(Psi)SeveredHead
Adventurer
It wouldn't be to everyone's tastes, but you've got me thinking about a D&D edition (or just variant) in which the spellcasting classes' powers/abilities were innately superior to those of the martial classes--but in which the "assumed level" of magic items was explicitly higher for the martial classes, and in which there were far more magic items that could benefit a non-caster than a caster.
That was called 3.x. Really. Wizards were more powerful, but a fighter's items were more useful. Overall... wizards were still more powerful.
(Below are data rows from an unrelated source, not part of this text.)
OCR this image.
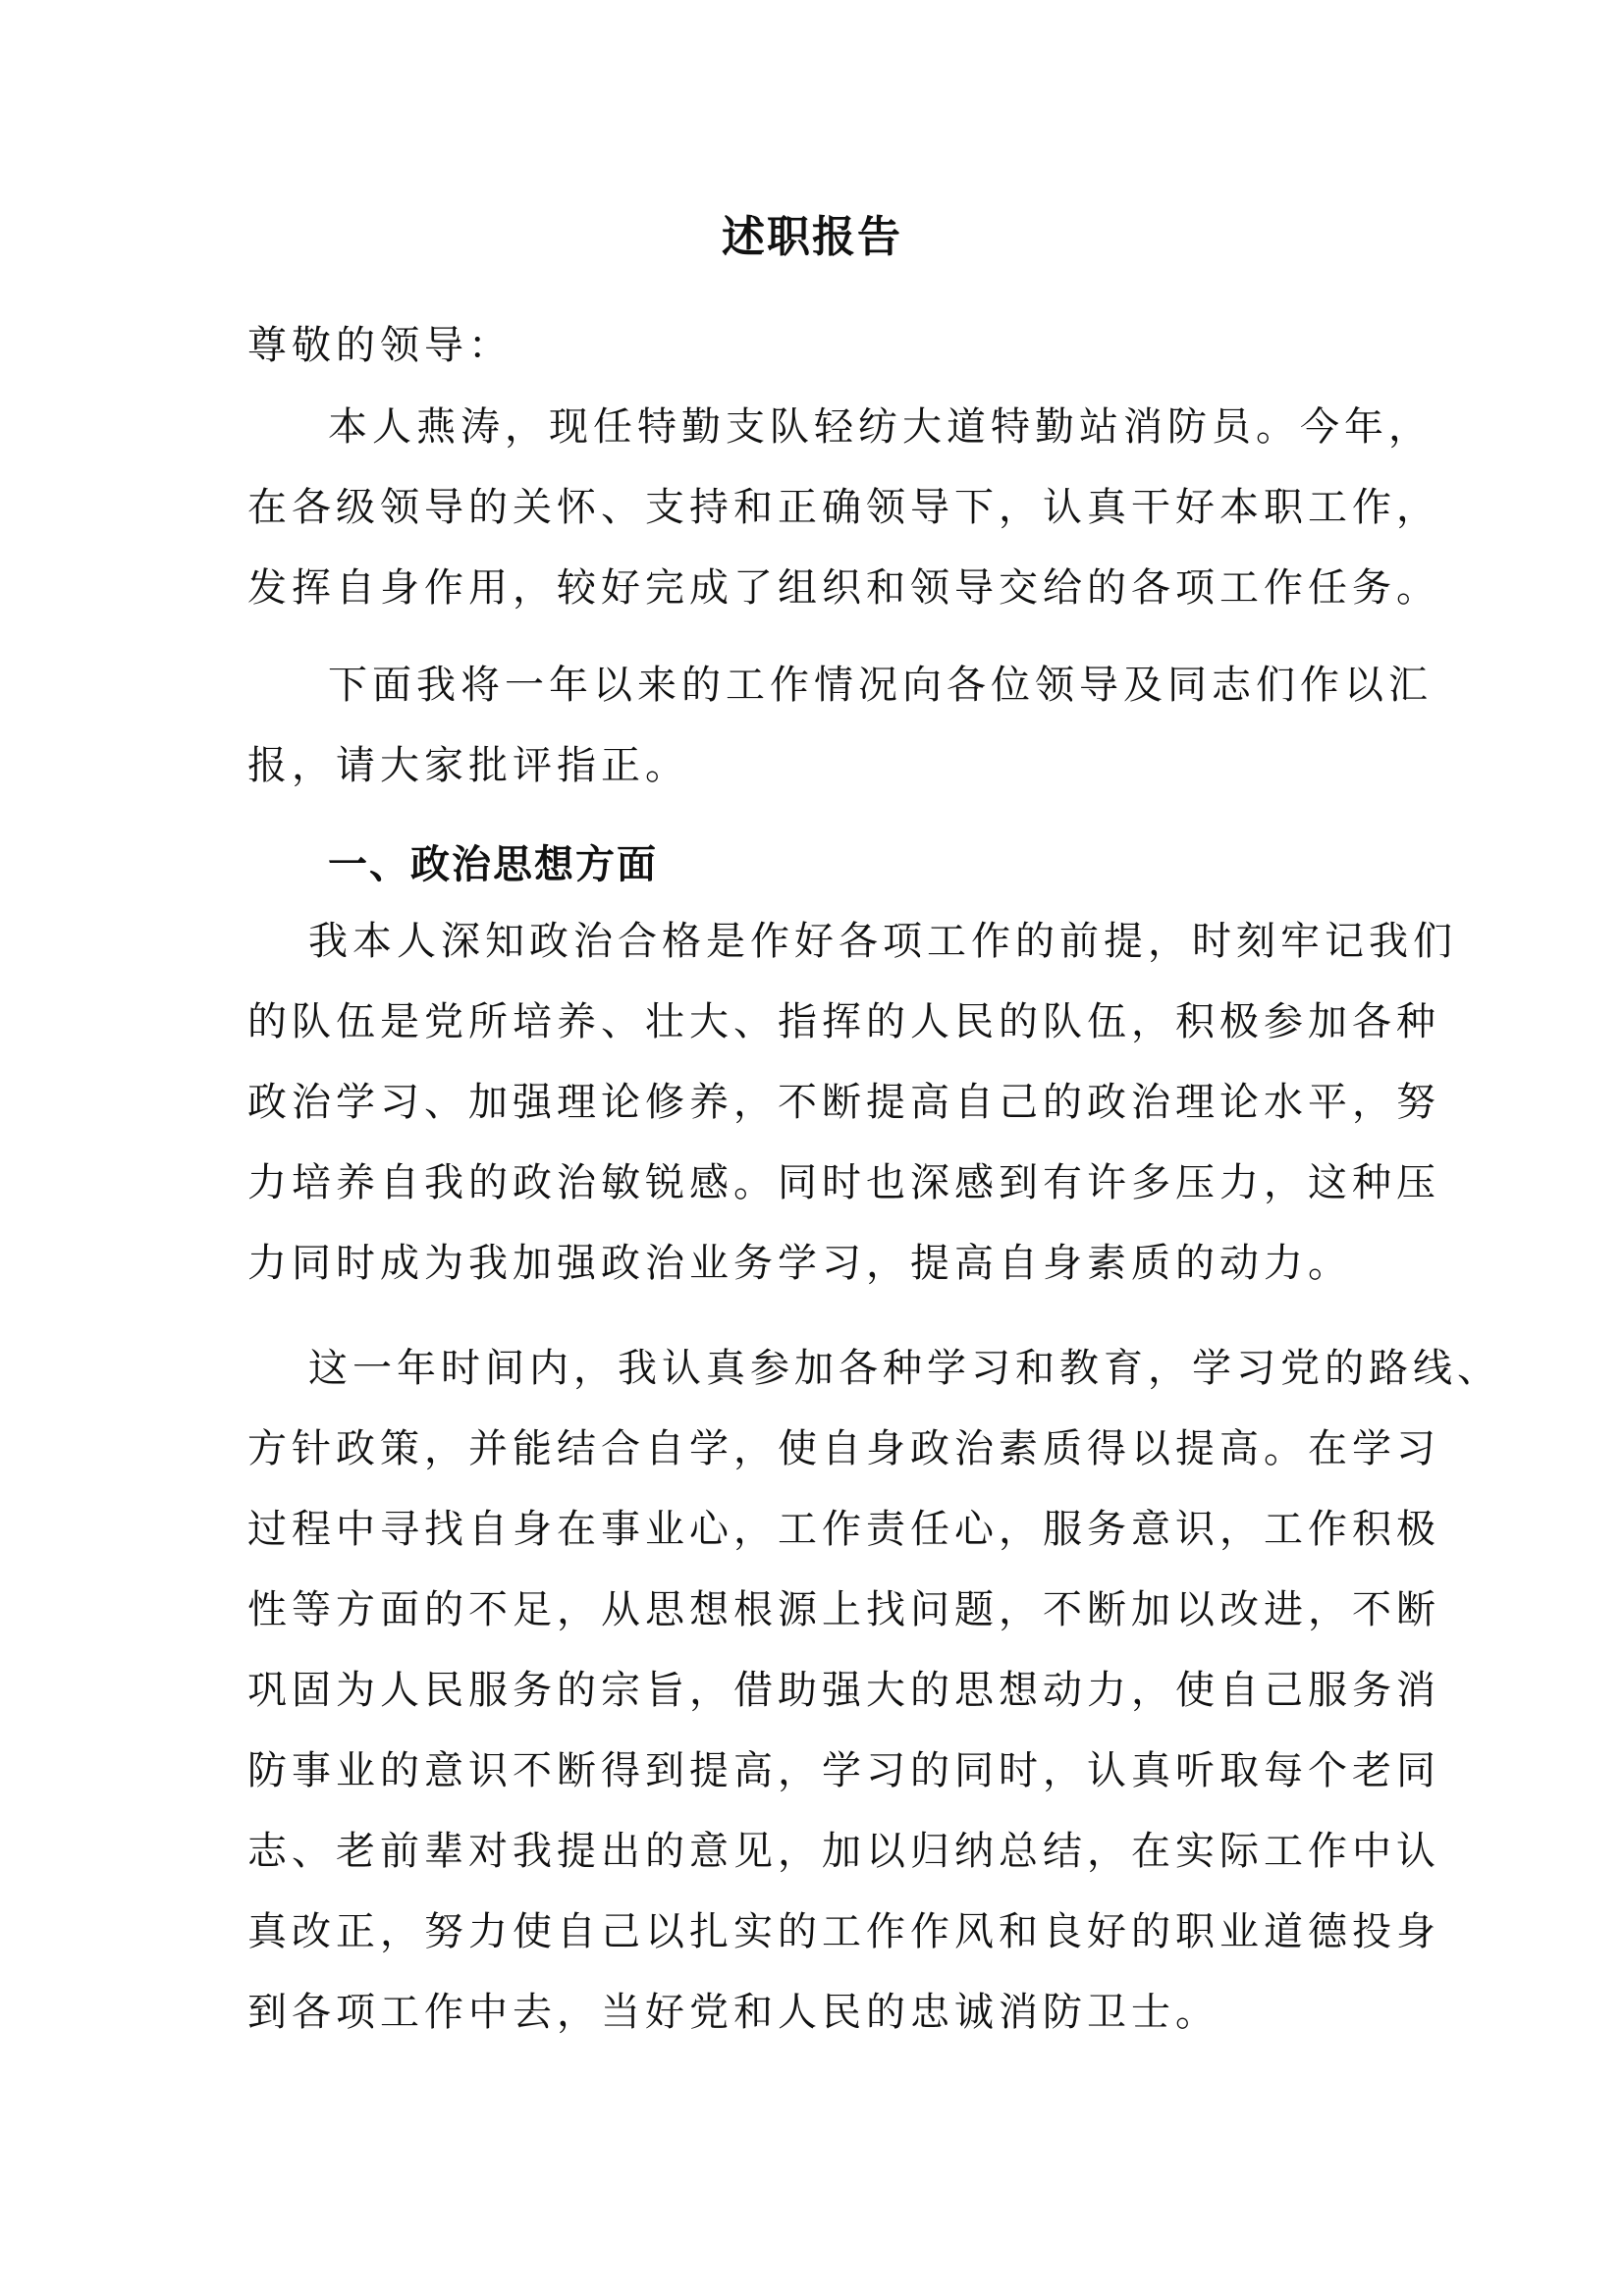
述职报告
尊敬的领导：
本人燕涛，现任特勤支队轻纺大道特勤站消防员。今年，
在各级领导的关怀、支持和正确领导下，认真干好本职工作，
发挥自身作用，较好完成了组织和领导交给的各项工作任务。
下面我将一年以来的工作情况向各位领导及同志们作以汇
报，请大家批评指正。
一、政治思想方面
我本人深知政治合格是作好各项工作的前提，时刻牢记我们
的队伍是党所培养、壮大、指挥的人民的队伍，积极参加各种
政治学习、加强理论修养，不断提高自己的政治理论水平，努
力培养自我的政治敏锐感。同时也深感到有许多压力，这种压
力同时成为我加强政治业务学习，提高自身素质的动力。
这一年时间内，我认真参加各种学习和教育，学习党的路线、
方针政策，并能结合自学，使自身政治素质得以提高。在学习
过程中寻找自身在事业心，工作责任心，服务意识，工作积极
性等方面的不足，从思想根源上找问题，不断加以改进，不断
巩固为人民服务的宗旨，借助强大的思想动力，使自己服务消
防事业的意识不断得到提高，学习的同时，认真听取每个老同
志、老前辈对我提出的意见，加以归纳总结，在实际工作中认
真改正，努力使自己以扎实的工作作风和良好的职业道德投身
到各项工作中去，当好党和人民的忠诚消防卫士。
That might work for some people, but I'm not a fan of items. My current campaign is set in Dark Sun. It's inherent bonus-using. The rogue PC has a throwing dart that copies a 3rd-level magic item (one that does ongoing 5 fire damage once per day, anyone know what that's called?) but it's a non-magic poison dart that does ongoing poison damage instead. Oddly, I was actually praised for having that a daily item rather than a make a Nature check item, perhaps due to the lower bookkeeping.
In D&D terms you might say that a demon or other supernatural creature has damge reduction (or even invulnerability) against normal attakcs, but vulnerability to magical ones. Hit it with an ordiary sword and it has little to no effect. Hit is with a magical sword or a spell of rebuke and it suffers - moreso than a mortal human being would.
It was almost the opposite in gameplay. A wizard beats a warrior easily; cast Hold Monster, or Greater Invisibility followed by Lightning Bolt, etc, whereas a demon can probably resist half the wizard's spells. (A warrior might have the right weapon, or can just power through DR; given how weak monster ACs often were, Power Attack was a very powerful feat.)